Choline is used by people trying to boost their brainpower by combining it with other nootropic drugs.  Their favourite drug appear to be Piracetam, which is the same drug used for ASD in Ukraine and subject of a clinical trial in Iran, that I wrote about recently.

It is remarkable how many drugs I am writing about are either (ab)used by body builders or now IQ builders.

Conclusion
This post has really surprised me.  Firstly, there more drugs that look like they actually do work in autism (Donepezil and Galantamine).  There is an interesting phase 4 trial underway using Donepzil + Choline. Phase 4 is the final phase.

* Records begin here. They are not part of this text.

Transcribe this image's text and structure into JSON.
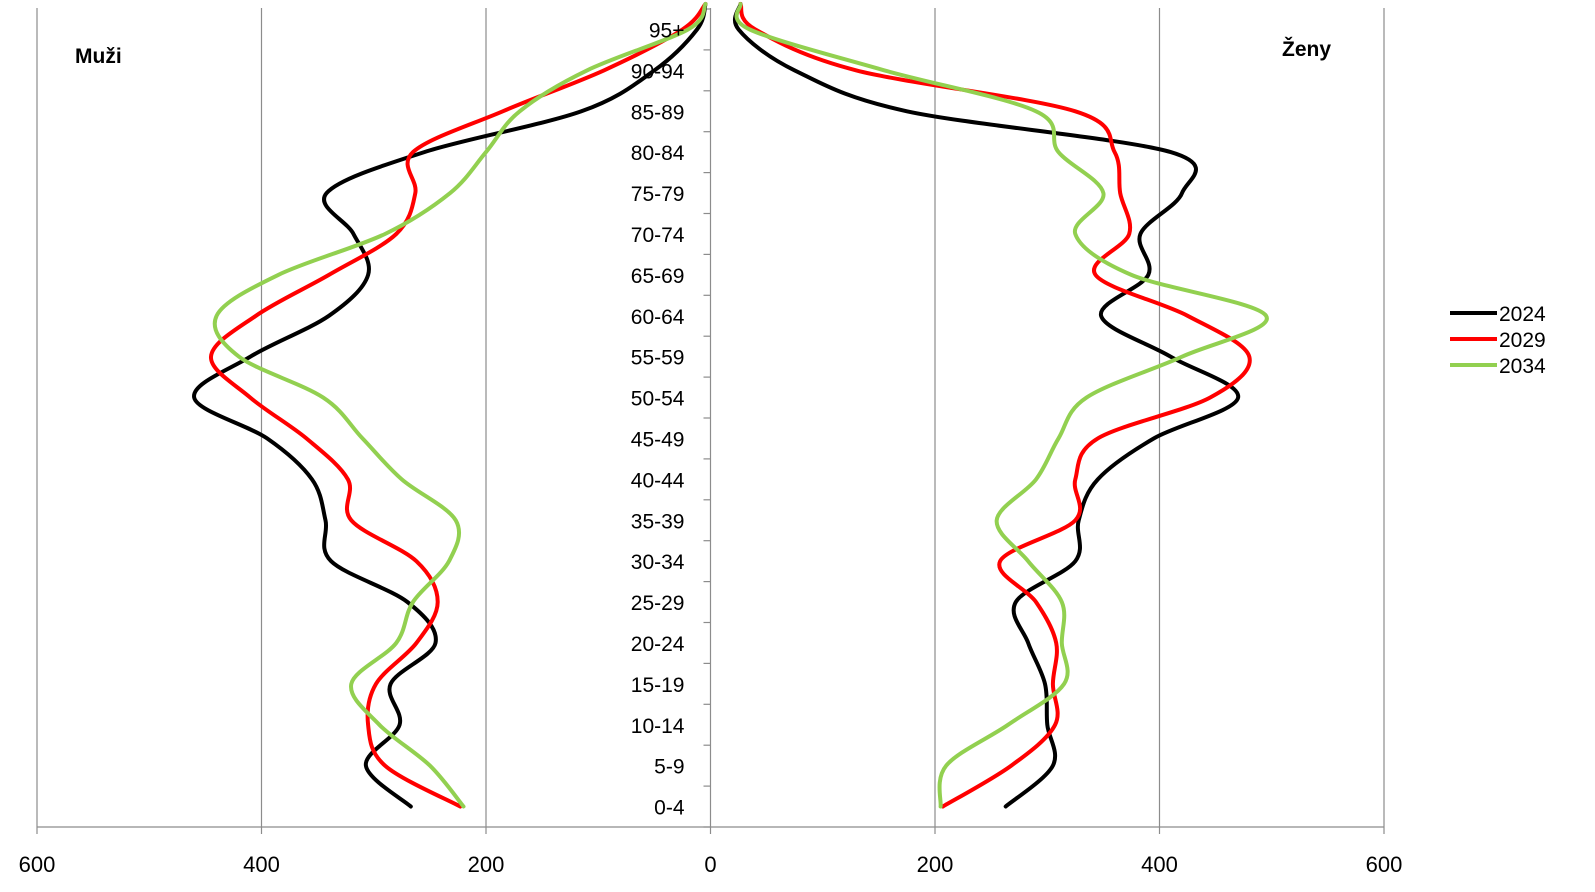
{
  "chart_data": {
    "type": "line",
    "title": "",
    "xlabel": "",
    "ylabel": "",
    "layout": "population-pyramid",
    "xlim": [
      -600,
      600
    ],
    "x_ticks": [
      -600,
      -400,
      -200,
      0,
      200,
      400,
      600
    ],
    "x_tick_labels": [
      "600",
      "400",
      "200",
      "0",
      "200",
      "400",
      "600"
    ],
    "grid": true,
    "legend_position": "right",
    "side_labels": {
      "left": "Muži",
      "right": "Ženy"
    },
    "categories": [
      "0-4",
      "5-9",
      "10-14",
      "15-19",
      "20-24",
      "25-29",
      "30-34",
      "35-39",
      "40-44",
      "45-49",
      "50-54",
      "55-59",
      "60-64",
      "65-69",
      "70-74",
      "75-79",
      "80-84",
      "85-89",
      "90-94",
      "95+"
    ],
    "series": [
      {
        "name": "2024",
        "color": "#000000",
        "men": [
          267,
          307,
          277,
          285,
          245,
          270,
          338,
          343,
          355,
          395,
          460,
          410,
          340,
          305,
          318,
          342,
          255,
          115,
          50,
          12
        ],
        "women": [
          263,
          305,
          300,
          298,
          283,
          272,
          325,
          328,
          345,
          395,
          470,
          410,
          348,
          390,
          383,
          420,
          410,
          175,
          75,
          25
        ]
      },
      {
        "name": "2029",
        "color": "#ff0000",
        "men": [
          223,
          290,
          305,
          298,
          262,
          243,
          262,
          320,
          323,
          360,
          410,
          445,
          405,
          340,
          280,
          263,
          265,
          185,
          95,
          25
        ],
        "women": [
          207,
          268,
          307,
          305,
          308,
          290,
          258,
          325,
          325,
          345,
          445,
          480,
          425,
          343,
          373,
          365,
          360,
          325,
          130,
          40
        ]
      },
      {
        "name": "2034",
        "color": "#92d050",
        "men": [
          220,
          250,
          295,
          320,
          280,
          265,
          233,
          227,
          275,
          310,
          345,
          420,
          440,
          385,
          290,
          232,
          200,
          170,
          110,
          20
        ],
        "women": [
          205,
          210,
          265,
          315,
          313,
          313,
          283,
          255,
          290,
          310,
          335,
          420,
          495,
          375,
          325,
          350,
          310,
          290,
          155,
          35
        ]
      }
    ]
  }
}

Nicotine may set alarm bells ringing, but if you check it out, you will see that very small amounts are apparently harmless.  Thanks to smokers, there exists a perfect transdermal delivery system.  Just why nobody trials it in autism (Glaxo produce Nicorette patches) is inexplicable.
Small amounts of coffee are given to even young children in many strong coffee drinking countries (like the Balkans). Coca Cola and even Ice Tea are caffeine-rich.

Choline is probably the simplest, cheapest and safest intervention;  but that does not mean it is will be effective.  Nobody has made a controlled trial with it, probably because there is no money in it.
For a change in my posts, it looks like there is something for everyone.